Three things need to happen before non-NWT residents can travel freely in the territory: the NWT must achieve 75-percent full vaccination, Canada’s seven-day average must return below 1,000 new cases, and there must be nationwide full vaccination coverage of 66 to 75 percent.

The two national targets were both met on July 30, but the NWT’s full vaccination rate in adults is currently only 72 percent.

Since the NWT did not reach the 75-percent target earlier and Covid-19 cases are now climbing, the window during which leisure travel could have opened up in the past two weeks is now likely closed until the fourth wave of infection has receded, even if the NWT reaches its vaccination goal.
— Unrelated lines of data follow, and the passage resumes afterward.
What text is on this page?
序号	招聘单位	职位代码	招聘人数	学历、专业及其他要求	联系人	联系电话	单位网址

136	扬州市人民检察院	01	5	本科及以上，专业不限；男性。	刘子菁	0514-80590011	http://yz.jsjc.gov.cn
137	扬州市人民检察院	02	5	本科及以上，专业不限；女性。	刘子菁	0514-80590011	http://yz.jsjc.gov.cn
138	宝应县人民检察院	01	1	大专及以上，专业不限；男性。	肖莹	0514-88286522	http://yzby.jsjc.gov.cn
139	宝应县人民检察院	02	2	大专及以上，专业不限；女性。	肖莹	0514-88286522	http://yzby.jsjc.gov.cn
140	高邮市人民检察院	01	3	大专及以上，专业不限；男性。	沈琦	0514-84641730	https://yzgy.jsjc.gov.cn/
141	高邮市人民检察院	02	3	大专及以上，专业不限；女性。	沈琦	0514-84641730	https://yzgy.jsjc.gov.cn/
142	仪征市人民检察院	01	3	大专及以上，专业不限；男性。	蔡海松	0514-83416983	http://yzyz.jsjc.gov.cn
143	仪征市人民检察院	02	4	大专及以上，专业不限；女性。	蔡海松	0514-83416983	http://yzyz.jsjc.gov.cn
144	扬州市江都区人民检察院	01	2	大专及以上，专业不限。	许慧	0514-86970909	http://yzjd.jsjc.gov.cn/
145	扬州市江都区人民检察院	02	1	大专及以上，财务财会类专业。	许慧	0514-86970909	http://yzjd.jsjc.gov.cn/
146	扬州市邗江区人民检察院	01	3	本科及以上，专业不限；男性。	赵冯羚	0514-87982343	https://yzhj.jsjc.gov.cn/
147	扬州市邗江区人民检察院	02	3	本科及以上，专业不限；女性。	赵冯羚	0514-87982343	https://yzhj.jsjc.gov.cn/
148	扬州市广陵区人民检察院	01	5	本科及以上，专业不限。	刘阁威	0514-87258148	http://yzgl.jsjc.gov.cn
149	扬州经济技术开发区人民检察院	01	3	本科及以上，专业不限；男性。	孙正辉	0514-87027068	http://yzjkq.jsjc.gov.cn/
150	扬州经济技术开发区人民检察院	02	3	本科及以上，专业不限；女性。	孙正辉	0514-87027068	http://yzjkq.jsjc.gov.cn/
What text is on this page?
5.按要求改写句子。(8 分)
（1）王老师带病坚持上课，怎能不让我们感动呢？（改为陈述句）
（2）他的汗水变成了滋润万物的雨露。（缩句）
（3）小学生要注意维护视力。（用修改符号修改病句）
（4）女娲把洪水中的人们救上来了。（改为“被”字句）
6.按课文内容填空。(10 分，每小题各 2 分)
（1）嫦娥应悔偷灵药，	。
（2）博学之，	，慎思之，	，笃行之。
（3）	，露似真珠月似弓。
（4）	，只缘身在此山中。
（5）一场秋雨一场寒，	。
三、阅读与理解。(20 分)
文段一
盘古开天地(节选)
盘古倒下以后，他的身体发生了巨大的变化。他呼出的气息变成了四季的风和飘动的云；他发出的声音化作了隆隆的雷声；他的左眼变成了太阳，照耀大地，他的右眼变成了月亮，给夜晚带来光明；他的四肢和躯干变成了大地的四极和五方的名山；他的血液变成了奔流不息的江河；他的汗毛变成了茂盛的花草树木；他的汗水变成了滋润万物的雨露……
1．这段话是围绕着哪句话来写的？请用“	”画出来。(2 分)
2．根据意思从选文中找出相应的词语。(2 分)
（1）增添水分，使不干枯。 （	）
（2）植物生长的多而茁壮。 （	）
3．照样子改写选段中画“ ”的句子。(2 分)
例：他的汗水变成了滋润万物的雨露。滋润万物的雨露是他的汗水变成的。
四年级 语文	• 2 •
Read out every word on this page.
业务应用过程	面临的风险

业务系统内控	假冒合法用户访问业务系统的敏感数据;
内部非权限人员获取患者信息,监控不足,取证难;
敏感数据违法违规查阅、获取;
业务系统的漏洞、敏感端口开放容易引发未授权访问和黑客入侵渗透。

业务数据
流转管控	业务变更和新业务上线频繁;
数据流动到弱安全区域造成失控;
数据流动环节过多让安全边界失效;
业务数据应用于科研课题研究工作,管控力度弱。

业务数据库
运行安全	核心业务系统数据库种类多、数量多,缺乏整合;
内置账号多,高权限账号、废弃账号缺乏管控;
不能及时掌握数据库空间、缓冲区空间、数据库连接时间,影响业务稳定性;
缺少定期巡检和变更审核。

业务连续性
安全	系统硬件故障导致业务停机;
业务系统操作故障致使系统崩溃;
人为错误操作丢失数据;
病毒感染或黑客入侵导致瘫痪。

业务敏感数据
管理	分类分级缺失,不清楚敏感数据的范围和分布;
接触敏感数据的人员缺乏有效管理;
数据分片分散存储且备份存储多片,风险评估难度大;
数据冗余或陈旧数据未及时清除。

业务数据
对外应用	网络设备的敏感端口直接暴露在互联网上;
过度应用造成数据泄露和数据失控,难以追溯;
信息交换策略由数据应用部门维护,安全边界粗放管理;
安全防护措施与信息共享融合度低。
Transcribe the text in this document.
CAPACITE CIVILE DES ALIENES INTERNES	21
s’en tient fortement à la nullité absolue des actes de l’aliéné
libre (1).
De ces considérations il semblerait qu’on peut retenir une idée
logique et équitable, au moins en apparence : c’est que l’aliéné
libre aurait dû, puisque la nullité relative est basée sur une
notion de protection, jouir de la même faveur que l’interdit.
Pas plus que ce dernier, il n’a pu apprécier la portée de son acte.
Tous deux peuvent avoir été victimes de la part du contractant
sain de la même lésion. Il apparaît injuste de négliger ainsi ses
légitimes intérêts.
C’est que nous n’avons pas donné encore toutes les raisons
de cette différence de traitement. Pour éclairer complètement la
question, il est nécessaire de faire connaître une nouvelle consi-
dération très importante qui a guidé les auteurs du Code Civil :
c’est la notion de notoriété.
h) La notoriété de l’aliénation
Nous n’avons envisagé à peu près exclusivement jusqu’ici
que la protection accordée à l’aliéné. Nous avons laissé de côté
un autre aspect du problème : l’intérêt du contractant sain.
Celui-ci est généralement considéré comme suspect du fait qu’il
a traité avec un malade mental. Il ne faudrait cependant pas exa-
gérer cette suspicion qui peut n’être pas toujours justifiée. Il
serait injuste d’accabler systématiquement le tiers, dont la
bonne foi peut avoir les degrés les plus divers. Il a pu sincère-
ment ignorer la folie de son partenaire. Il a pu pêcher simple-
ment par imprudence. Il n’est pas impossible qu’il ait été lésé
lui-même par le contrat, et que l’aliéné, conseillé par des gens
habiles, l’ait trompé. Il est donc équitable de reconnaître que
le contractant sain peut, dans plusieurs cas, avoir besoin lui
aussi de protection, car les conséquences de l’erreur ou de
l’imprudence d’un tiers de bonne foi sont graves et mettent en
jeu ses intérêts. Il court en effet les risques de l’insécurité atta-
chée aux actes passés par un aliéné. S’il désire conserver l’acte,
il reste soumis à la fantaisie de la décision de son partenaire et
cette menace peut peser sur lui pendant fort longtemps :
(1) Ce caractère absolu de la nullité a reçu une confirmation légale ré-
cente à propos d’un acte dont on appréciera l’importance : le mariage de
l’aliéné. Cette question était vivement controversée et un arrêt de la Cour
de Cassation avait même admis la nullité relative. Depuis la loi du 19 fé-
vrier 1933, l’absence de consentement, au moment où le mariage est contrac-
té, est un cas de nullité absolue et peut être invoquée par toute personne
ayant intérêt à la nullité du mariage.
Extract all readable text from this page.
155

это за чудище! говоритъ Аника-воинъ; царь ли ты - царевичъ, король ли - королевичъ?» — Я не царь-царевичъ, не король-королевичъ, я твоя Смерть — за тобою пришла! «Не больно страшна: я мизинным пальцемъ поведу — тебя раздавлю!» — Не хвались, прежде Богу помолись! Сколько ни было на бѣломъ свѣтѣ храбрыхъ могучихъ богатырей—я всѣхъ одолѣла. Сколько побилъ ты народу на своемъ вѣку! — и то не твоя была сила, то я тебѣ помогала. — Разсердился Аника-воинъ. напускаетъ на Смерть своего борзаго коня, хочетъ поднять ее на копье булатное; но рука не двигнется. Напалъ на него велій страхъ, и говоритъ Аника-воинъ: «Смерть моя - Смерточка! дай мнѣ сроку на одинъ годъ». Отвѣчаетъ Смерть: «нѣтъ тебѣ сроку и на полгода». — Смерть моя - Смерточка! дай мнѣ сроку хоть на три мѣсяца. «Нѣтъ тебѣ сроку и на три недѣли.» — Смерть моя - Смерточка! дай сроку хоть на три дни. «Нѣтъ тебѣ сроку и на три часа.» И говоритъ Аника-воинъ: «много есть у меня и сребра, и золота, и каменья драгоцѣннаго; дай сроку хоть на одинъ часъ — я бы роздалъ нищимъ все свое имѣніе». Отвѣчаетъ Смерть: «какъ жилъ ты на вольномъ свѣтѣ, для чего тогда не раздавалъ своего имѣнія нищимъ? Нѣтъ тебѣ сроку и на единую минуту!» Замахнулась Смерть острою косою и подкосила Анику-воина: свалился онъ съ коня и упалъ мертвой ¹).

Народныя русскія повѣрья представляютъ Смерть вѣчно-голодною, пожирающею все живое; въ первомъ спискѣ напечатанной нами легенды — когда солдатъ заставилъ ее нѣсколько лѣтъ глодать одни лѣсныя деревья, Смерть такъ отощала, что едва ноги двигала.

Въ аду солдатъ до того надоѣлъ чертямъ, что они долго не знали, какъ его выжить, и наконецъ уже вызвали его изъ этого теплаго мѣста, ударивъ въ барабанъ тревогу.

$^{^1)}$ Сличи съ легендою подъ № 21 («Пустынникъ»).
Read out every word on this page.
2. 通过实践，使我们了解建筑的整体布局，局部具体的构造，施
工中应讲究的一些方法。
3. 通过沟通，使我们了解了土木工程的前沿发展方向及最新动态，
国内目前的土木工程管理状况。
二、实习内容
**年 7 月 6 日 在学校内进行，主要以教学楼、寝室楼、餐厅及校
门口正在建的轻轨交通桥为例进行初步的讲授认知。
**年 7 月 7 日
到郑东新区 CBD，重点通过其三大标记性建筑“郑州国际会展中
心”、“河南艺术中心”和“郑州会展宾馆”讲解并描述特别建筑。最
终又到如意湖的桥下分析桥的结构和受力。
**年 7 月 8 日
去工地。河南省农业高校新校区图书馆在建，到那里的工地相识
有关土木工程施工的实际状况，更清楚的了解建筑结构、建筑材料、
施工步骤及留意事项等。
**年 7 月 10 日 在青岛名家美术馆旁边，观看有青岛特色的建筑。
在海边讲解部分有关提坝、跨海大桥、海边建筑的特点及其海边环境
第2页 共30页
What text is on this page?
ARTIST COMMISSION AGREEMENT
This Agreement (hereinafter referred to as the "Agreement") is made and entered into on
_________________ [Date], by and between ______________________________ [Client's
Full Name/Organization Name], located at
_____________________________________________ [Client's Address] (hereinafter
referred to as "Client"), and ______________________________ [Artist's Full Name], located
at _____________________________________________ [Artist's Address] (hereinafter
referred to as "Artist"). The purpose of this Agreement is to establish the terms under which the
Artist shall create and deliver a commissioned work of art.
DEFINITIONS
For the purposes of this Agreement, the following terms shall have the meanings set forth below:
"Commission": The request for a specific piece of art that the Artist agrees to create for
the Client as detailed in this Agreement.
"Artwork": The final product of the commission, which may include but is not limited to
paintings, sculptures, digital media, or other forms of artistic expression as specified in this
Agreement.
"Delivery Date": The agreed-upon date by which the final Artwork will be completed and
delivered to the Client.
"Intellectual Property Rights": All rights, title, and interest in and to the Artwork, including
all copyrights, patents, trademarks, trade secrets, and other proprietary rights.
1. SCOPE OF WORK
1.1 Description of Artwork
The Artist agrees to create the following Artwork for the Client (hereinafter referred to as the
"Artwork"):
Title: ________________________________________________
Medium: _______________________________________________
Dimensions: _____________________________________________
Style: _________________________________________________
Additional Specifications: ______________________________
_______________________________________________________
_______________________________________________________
When the refreshed Emerging Wisely was first unveiled in June, the document cautioned that should a new variant of concern emerge or the situation change for the worse, a further update may be required.

For example, Chief Public Health Officer Dr Kami Kandola said she would “stop and look at what’s happening” if daily new case counts across Canada moved back above 1,000 having dipped beneath it.

Depending on the trigger of that increase – such as another wave or a new variant – Kandola said she may need to “reconsider” some aspects of the gradual recovery.